The private residence designed by Dimorestudio in Saint-Tropez takes ‘a tiger’s leap’ into the past to bring back all the flavour of the Modern Movement in its nautical style.
We are back in the 1930s, when ocean liners were at their height, with interiors representing paragons of Italian design, including Gio Ponti, who was also a reference for the Milanese duo in this Riviera dwelling. Nestled in the architecture of its day, the apartment by Emiliano Salci and Britt Moran is located inside Latitude 43, a lavish hotel designed by French architect Georges-Henri Pingusson and built in the early 1930s.
Surrounded by the greenery of the Maritime Alps, among pines and cypresses, the building has an architectural design characterised by numerous references to the nautical aesthetic, particularly evident in the shape of the windows and arrangement of lines, reminiscent of an ocean liner’s hull and deck, with the upper volume set back with a series of terraces.

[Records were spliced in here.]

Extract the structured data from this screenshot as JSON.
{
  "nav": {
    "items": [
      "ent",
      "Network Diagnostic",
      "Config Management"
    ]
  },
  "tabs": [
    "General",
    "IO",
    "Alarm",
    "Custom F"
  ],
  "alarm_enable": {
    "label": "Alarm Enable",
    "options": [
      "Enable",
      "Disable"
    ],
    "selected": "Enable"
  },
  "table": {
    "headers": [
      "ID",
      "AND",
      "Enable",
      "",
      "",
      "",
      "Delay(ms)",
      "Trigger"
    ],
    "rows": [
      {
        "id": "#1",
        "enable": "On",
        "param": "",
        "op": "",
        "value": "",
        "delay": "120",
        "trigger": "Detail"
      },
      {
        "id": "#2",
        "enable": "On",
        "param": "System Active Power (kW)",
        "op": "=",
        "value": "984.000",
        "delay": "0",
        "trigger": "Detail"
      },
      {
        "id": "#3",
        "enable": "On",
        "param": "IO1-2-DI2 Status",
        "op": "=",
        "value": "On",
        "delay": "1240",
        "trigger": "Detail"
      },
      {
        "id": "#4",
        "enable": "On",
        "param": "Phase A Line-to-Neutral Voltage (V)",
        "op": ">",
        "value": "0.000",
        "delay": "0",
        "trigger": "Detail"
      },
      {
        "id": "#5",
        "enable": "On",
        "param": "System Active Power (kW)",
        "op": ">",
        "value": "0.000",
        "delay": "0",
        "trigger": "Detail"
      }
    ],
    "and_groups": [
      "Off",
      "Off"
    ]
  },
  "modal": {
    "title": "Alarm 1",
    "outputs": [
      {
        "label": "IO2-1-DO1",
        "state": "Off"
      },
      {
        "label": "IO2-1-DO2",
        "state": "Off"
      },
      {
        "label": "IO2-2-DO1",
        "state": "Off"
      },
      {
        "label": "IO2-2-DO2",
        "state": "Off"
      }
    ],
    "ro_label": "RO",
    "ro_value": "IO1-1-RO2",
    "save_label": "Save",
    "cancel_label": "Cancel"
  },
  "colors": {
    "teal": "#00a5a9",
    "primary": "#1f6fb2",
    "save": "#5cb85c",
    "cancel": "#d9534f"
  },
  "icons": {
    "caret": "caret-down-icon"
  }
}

Starting with structural elements, such as the low ceiling height, the long corridor with its row of windows, the portholes and the long circular window in the living room overlooking the lush pine forest, Dimorestudio reconstructed every detail of this ‘home by the sea’. Shades of blue in the Vietri tiles materialise the concept of the Mediterranean and the atmosphere of the setting, and recall the designs and colours of the majolica tiles that Ponti made in the 1960s for the Hotel Parco dei Principi in Sorrento.